Iain Banks: The Wasp Factory

I read The Wasp Factory for the second time last year. I first read it when it was published in Hungarian three or four years ago, but then early last year I came across several reviews and rather heated discussions regarding this book, so I thought I might refresh my memories.
 
The Wasp Factory tells the story of sixteen-year-old, rather strange Frank, who happens to be the murderer of three innocent children. Frank was a victim of a curious and unfortunate incident when a child: a dog bit off his genitals, therefore the boy suffers from inferiority complex and feels himself to be the eternal outsider. Of course his sense of not being able to fit in is further enhanced by the facts that he lives alone with his father in a small island off the coast of a small Scottish village, he does not go to school, and what’s even more, officially he doesn’t even exist, as his father, for some mysterious reason, failed to register his birth with the authorities.
 
Frank also has a brother, Eric, who could have become an excellent physician were it not for a terrible scene he witnessed as a university student. On account of this incident, he became somewhat deranged and then dropped out of university altogether. Then he took to harassing the kids and dogs in the neighborhood until he was finally locked away in a mental institution. At the beginning of the novel, Frank and his father learn the news that Eric has run away from the institution and is now probably on his way home. Eric’s journey serves as the frame for the novel.
 
While Eric is on his way home, we get to know the previous history of their family, and we also get a detailed account of Frank’s three murders, the Wasp Factory and the mythology surrounding it. The novel ends with a surprising twist, and the new information we learn at the end of the novel sheds quite a different light on Frank’s childhood accident. As a consequence, his life turns into a new direction, and the end of the story is in fact the beginning of Frank’s real life.
 
Reading the novel for the second time was a strange experience. As I went along, the details I thought I’d already forgotten came back vividly, so the oft-mentioned brutal, sadistic, stomach-churning and sickly details of the novel came as no surprise to me.
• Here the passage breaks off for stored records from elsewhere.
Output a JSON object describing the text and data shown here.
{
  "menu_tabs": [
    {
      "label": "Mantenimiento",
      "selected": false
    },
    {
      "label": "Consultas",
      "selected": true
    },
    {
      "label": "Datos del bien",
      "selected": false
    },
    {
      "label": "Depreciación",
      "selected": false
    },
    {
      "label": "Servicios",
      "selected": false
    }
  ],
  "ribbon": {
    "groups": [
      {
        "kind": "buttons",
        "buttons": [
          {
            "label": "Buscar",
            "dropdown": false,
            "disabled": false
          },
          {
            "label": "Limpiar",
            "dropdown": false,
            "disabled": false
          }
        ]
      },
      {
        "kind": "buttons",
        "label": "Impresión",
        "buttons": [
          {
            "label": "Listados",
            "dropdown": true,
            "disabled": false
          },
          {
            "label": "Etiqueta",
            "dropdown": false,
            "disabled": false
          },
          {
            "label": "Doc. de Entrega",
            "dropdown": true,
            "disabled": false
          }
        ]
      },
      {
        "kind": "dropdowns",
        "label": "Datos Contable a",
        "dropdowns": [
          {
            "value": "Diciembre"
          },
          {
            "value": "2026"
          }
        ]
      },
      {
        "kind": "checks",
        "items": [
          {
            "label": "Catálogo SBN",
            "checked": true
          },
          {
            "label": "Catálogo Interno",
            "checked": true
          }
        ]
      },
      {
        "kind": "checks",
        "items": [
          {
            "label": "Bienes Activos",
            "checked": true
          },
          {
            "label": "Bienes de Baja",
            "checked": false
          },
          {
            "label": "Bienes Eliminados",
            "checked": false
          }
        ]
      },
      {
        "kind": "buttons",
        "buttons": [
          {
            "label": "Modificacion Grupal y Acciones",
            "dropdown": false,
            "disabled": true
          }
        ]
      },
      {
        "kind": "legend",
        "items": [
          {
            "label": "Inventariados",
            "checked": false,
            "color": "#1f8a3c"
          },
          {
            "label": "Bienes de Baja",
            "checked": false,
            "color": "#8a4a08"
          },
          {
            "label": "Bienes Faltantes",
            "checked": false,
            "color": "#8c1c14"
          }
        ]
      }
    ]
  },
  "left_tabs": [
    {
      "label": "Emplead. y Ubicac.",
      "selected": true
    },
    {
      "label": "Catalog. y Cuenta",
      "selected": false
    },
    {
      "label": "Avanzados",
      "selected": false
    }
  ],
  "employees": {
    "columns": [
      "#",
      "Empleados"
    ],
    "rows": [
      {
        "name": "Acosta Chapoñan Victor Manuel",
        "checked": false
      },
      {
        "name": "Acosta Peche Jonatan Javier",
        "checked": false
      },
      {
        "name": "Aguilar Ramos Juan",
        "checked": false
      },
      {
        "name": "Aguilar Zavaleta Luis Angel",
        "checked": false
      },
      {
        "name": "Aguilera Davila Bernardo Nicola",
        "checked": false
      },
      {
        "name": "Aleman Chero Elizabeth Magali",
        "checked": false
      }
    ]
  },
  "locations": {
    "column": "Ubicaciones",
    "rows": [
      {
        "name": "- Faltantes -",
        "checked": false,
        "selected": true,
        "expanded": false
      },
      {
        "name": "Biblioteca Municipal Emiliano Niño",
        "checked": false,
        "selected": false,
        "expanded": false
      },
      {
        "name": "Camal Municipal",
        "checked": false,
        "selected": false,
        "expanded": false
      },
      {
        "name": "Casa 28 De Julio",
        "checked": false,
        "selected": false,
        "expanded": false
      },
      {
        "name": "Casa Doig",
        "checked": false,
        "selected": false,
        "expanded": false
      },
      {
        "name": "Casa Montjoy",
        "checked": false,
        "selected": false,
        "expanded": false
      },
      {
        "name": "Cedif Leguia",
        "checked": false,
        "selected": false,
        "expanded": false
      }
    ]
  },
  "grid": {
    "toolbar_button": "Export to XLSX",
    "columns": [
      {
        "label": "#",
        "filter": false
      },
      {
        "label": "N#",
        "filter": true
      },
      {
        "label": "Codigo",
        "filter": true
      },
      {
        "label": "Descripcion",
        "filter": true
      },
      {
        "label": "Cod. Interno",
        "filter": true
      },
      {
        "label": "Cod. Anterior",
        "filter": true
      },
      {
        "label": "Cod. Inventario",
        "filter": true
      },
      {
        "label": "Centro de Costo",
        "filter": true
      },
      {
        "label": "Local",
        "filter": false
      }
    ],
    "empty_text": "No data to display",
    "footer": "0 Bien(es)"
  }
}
True, it’s not easy for any book to shock me, and I don’t recall ever laying a book aside because it contained a couple of disgusting or horrifying scenes. Therefore the morbid scenes were not the ones that most engaged my attention when I read the novel – not even when I read for the first time, and even less so now.
 
What I most enjoyed about the novel now was its humor, its style and the references I quite probably overlooked when I read the novel for the first time as I had no idea they could be important. But now I was aware of the outcome, therefore I also knew which references I needed to pay most attention to. I was surprised to find how often Banks refers to Frank’s gender, which may be considered the key to the novel. For instance, right at the very first page we find a seemingly casual note to the effect that Frank is absent-mindedly scratching his groin.
 
As regards the humour of The Wasp Factory, I consider the phone conversations of Frank and Eric, and the description of some of Frank’s adventures exceedingly funny. For instance, the way Frank exaggerates in the account of his fight with the intrepid giant rabbit is a case in point. By the way, I don’t know if the similarity is intentional, but Frank’s sadistic personality, his rituals and his self-critical, ironic way of storytelling reminded me of Salinger’s The Catcher in the Rye, and particularly to Holden Caulfield to a great extent.
 
Even though my favourite novel by Banks (though not by Iain, but by Iain M.) still remains (and I guess will always remain) The Player of Games, I don’t have any objections against The Wasp Factory either. It’s an interesting and well-written novel, about which I only regret two things.
 
One is that I consider the ending a bit hasty: I find it strange that Frank’s father lets go of his long-guarded secrets so easily, and that Frank himself accepts that a new life will start for him, without making any fuss whatsoever. He even manages to explain in a few sentences how his past actions and murders directly stemmed from his perturbed identity. I might just accept that this is explanation enough, but I certainly would have liked to dwell somewhat more on these details.
 
And the other thing I regret about this novel is that the sickly details and its scandalous reputation might frighten several readers away, when – despite all its flaws – it certainly deserves to be read. (And in fact I’m not at all sorry about having read it twice, either.)